O resultado foi obtido a partir da identificação de vínculo genético com o irmão da vítima, que forneceu amostra genética na unidade da Politec de Lucas do Rio Verde. O material foi encaminhado para processamento no Laboratório Forense da Capital e comparado com a amostra biológica do homem – ambas foram compatíveis. Morador em Lucas do Rio Verde, Adriano estava desaparecido desde 12 de março do ano passado.

Além da identificação genética, os restos mortais passaram por exame pericial antropológico para a definição da causa da morte.

No cemitério clandestino, foram localizados os restos mortais de doze corpos, no dia 11 de janeiro.

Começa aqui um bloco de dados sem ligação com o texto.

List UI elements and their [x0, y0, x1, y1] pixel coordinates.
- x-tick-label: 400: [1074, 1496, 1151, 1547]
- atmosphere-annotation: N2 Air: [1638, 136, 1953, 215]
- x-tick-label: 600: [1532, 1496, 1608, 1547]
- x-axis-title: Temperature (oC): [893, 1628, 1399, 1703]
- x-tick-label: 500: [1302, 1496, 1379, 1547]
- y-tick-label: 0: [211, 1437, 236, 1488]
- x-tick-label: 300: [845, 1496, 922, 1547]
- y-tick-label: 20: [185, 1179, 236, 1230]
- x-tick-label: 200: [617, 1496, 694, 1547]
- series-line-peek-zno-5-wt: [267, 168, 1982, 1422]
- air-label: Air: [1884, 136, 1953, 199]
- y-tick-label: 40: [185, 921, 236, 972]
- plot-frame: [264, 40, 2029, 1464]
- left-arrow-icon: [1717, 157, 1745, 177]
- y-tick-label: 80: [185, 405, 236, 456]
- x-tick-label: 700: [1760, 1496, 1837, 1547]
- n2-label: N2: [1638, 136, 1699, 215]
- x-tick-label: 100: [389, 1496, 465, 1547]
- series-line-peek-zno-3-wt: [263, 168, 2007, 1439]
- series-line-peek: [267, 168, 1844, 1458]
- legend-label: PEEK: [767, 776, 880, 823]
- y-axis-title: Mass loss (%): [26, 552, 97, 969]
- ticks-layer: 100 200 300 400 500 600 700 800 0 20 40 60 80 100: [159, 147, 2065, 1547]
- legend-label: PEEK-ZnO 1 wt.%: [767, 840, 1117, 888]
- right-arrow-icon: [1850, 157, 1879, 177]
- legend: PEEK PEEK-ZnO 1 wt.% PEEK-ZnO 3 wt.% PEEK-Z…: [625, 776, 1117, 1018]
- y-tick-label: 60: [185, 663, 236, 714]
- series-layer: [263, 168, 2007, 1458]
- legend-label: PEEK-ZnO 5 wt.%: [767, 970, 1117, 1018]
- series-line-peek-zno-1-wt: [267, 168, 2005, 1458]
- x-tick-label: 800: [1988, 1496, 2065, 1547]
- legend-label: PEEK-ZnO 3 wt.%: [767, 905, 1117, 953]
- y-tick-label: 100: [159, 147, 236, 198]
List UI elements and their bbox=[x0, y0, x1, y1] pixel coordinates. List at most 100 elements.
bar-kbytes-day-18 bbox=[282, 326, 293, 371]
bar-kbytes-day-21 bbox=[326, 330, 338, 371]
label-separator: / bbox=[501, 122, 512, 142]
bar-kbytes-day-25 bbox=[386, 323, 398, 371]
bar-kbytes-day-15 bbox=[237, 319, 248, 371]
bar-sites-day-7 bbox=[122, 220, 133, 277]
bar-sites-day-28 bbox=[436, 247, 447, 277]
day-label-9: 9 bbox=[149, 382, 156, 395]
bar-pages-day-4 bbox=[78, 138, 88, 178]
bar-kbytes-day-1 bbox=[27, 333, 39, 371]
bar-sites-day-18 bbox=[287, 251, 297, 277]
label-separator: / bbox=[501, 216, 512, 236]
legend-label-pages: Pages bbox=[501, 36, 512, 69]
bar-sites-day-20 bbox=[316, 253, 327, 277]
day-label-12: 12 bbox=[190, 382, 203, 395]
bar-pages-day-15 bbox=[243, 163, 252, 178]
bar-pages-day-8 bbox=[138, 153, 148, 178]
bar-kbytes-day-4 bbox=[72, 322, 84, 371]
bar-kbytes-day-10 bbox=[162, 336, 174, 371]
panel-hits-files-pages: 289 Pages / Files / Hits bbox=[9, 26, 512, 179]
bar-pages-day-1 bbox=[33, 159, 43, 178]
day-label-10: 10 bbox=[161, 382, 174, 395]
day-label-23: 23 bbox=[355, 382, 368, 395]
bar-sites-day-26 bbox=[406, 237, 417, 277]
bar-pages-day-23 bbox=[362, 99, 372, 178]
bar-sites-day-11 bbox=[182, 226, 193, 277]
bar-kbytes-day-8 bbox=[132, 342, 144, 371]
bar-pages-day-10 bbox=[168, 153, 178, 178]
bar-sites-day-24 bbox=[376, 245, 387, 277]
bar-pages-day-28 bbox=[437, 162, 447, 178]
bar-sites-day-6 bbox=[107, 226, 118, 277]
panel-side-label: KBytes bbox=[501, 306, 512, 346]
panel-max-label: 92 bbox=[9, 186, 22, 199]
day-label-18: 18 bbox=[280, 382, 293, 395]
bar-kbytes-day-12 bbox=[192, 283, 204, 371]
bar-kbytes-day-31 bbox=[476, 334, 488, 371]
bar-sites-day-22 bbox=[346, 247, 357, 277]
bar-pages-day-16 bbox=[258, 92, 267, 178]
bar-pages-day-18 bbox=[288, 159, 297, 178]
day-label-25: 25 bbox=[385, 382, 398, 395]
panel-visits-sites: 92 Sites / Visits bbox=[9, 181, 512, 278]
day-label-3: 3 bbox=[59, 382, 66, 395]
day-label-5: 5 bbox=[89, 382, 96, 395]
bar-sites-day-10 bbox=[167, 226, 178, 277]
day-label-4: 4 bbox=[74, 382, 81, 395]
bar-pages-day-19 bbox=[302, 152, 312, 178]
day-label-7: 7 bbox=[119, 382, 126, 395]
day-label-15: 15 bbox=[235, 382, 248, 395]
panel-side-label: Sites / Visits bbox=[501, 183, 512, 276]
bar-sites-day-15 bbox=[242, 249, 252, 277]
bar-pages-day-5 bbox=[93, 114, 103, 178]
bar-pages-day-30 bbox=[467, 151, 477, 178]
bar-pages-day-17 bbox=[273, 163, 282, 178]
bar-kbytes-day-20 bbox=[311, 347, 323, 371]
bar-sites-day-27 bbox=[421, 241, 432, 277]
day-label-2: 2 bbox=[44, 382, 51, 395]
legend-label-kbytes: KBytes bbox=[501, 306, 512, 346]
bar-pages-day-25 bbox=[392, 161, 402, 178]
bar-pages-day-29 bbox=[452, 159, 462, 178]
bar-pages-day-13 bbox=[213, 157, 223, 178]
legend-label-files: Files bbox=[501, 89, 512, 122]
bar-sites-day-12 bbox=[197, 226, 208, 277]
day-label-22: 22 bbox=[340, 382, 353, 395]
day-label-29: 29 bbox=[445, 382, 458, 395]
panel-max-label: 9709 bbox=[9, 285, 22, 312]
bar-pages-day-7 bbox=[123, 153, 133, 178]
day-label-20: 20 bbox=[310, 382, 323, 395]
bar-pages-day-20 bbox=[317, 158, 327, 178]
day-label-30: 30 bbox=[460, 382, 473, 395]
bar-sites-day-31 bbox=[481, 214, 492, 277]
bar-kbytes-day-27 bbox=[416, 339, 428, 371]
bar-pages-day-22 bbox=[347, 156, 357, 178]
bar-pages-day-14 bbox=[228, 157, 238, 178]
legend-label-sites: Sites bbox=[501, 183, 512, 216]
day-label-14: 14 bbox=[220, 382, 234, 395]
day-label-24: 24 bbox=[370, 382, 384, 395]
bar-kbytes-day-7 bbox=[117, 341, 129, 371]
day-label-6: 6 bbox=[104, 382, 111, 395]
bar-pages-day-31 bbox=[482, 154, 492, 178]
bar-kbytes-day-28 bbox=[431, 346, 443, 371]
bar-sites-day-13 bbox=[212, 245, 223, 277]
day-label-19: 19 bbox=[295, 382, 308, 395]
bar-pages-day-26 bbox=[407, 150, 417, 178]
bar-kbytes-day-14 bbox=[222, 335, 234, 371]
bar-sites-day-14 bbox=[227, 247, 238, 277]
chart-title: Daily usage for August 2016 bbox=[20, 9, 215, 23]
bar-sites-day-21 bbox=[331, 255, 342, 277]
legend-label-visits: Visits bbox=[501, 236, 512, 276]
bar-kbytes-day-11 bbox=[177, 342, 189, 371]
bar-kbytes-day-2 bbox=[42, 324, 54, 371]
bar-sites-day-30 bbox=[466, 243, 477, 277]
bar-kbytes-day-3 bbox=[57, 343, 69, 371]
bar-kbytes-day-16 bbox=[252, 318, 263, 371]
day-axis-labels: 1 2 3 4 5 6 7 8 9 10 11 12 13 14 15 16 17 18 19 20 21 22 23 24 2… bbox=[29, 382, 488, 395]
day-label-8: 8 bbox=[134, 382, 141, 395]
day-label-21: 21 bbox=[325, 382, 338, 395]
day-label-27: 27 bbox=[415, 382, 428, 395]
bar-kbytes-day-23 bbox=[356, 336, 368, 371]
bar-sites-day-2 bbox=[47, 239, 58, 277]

Parte dos corpos estava em processo de esqueletização. Quatro já foram identificados por método papiloscópico, que consiste no confronto das impressões digitais, e já foram liberados.

Ainda faltam a identificação de outros seis corpos.

A Politec pede que familiares (pai, mãe, filho, ou mais de um irmão) de pessoas desaparecidas, que ainda não forneceram material genético, procurem umas das unidades do Instituto de Medicina Legal (IML) para a coleta do material genético de referência. Os perfis genéticos obtidos são inseridos no Banco Nacional de Perfis Genéticos, onde é realizada uma busca automática em todo o território nacional.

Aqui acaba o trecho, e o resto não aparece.